- data
input data.frame for analysis. The dataset should be structured as "stacked" time series (i.e., a panel dataset).
In other words, markets are rows and not columns -- we have a unique row for each area/time combination.
- markets_to_be_matched
Use this parameter if you only want to get control matches for a subset of markets or a single market
The default is NULL which means that all markets will be paired with matching markets
- id_variable
the name of the variable that identifies the markets
- date_variable
the time stamp variable
- matching_variable
the variable (metric) used to match the markets. For example, this could be sales or new customers
- parallel
set to TRUE for parallel processing. Default is TRUE
- warping_limit
the warping limit used for matching. Default is 1,
which means that a single query value can be mapped to at most 2 reference values.
- start_match_period
the start date of the matching period (pre period).
Must be a character of format "YYYY-MM-DD" -- e.g., "2015-01-01"
- end_match_period
the end date of the matching period (pre period).
Must be a character of format "YYYY-MM-DD" -- e.g., "2015-10-01"
- matches
Number of matching markets to keep in the output (to use less markets for inference, use the control_matches parameter when calling inference).
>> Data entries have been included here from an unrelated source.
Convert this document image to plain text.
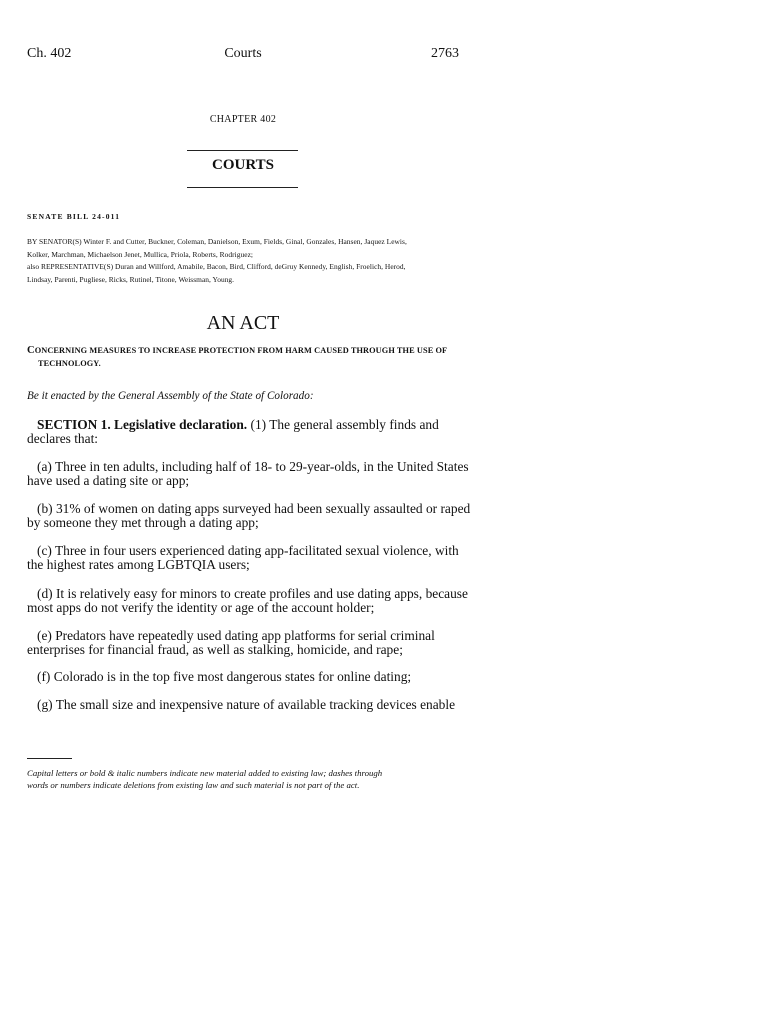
Ch. 402	Courts	2763
CHAPTER 402
COURTS
SENATE BILL 24-011
BY SENATOR(S) Winter F. and Cutter, Buckner, Coleman, Danielson, Exum, Fields, Ginal, Gonzales, Hansen, Jaquez Lewis,
Kolker, Marchman, Michaelson Jenet, Mullica, Priola, Roberts, Rodriguez;
also REPRESENTATIVE(S) Duran and Willford, Amabile, Bacon, Bird, Clifford, deGruy Kennedy, English, Froelich, Herod,
Lindsay, Parenti, Pugliese, Ricks, Rutinel, Titone, Weissman, Young.
AN ACT
CONCERNING MEASURES TO INCREASE PROTECTION FROM HARM CAUSED THROUGH THE USE OF
TECHNOLOGY.
Be it enacted by the General Assembly of the State of Colorado:
SECTION 1. Legislative declaration. (1) The general assembly finds and
declares that:
(a) Three in ten adults, including half of 18- to 29-year-olds, in the United States
have used a dating site or app;
(b) 31% of women on dating apps surveyed had been sexually assaulted or raped
by someone they met through a dating app;
(c) Three in four users experienced dating app-facilitated sexual violence, with
the highest rates among LGBTQIA users;
(d) It is relatively easy for minors to create profiles and use dating apps, because
most apps do not verify the identity or age of the account holder;
(e) Predators have repeatedly used dating app platforms for serial criminal
enterprises for financial fraud, as well as stalking, homicide, and rape;
(f) Colorado is in the top five most dangerous states for online dating;
(g) The small size and inexpensive nature of available tracking devices enable
Capital letters or bold & italic numbers indicate new material added to existing law; dashes through
words or numbers indicate deletions from existing law and such material is not part of the act.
Default is to keep all matches.
- dtw_emphasis
Number from 0 to 1. The amount of emphasis placed on dtw distances, versus correlation, when ranking markets.
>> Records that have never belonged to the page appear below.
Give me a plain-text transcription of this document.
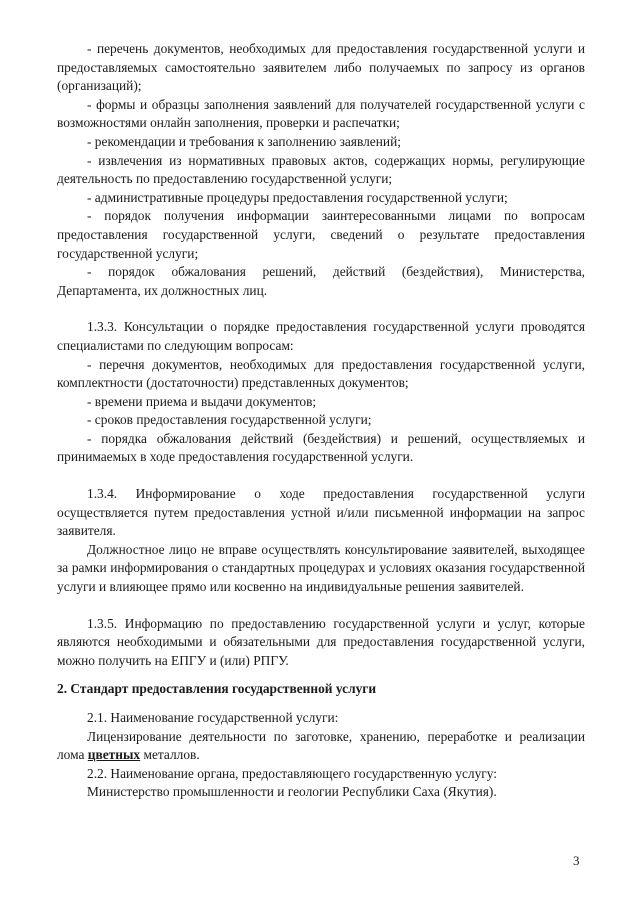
- перечень документов, необходимых для предоставления государственной услуги и предоставляемых самостоятельно заявителем либо получаемых по запросу из органов (организаций);

- формы и образцы заполнения заявлений для получателей государственной услуги с возможностями онлайн заполнения, проверки и распечатки;

- рекомендации и требования к заполнению заявлений;

- извлечения из нормативных правовых актов, содержащих нормы, регулирующие деятельность по предоставлению государственной услуги;

- административные процедуры предоставления государственной услуги;

- порядок получения информации заинтересованными лицами по вопросам предоставления государственной услуги, сведений о результате предоставления государственной услуги;

- порядок обжалования решений, действий (бездействия), Министерства, Департамента, их должностных лиц.

1.3.3. Консультации о порядке предоставления государственной услуги проводятся специалистами по следующим вопросам:

- перечня документов, необходимых для предоставления государственной услуги, комплектности (достаточности) представленных документов;

- времени приема и выдачи документов;

- сроков предоставления государственной услуги;

- порядка обжалования действий (бездействия) и решений, осуществляемых и принимаемых в ходе предоставления государственной услуги.

1.3.4. Информирование о ходе предоставления государственной услуги осуществляется путем предоставления устной и/или письменной информации на запрос заявителя.

Должностное лицо не вправе осуществлять консультирование заявителей, выходящее за рамки информирования о стандартных процедурах и условиях оказания государственной услуги и влияющее прямо или косвенно на индивидуальные решения заявителей.

1.3.5. Информацию по предоставлению государственной услуги и услуг, которые являются необходимыми и обязательными для предоставления государственной услуги, можно получить на ЕПГУ и (или) РПГУ.

2. Стандарт предоставления государственной услуги

2.1. Наименование государственной услуги:

Лицензирование деятельности по заготовке, хранению, переработке и реализации лома цветных металлов.

2.2. Наименование органа, предоставляющего государственную услугу:

Министерство промышленности и геологии Республики Саха (Якутия).

3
Default is 1 (all emphasis on dtw). If emphasis is set to 0, all emphasis would be put on correlation, which is recommended when optimal splits are requested.
An emphasis of 0.5 would yield equal weighting.
- suggest_market_splits
if set to TRUE, best_matches will return suggested test/control splits based on correlation and market sizes. Default is FALSE.
For this option to be invoked, markets_to_be_matched must be NULL (i.e., you must run a full match).
Note that the algorithm will force test and control to have the same number of markets. So if the total number of markets is odd, one market will be left out.
- splitbins
Number of size-based bins used to stratify when splitting markets into test and control.
Only markets inside the same bin can be matched. More bins means more emphasis on market size when splitting.
Less bins means more emphasis on correlation. Default is 10.
- log_for_splitting
This parameter determines if optimal splitting is based on correlations of the raw
matching metric values or the correlations of log(matching metric). Only relevant if suggest_market_splits is TRUE. Default is FALSE.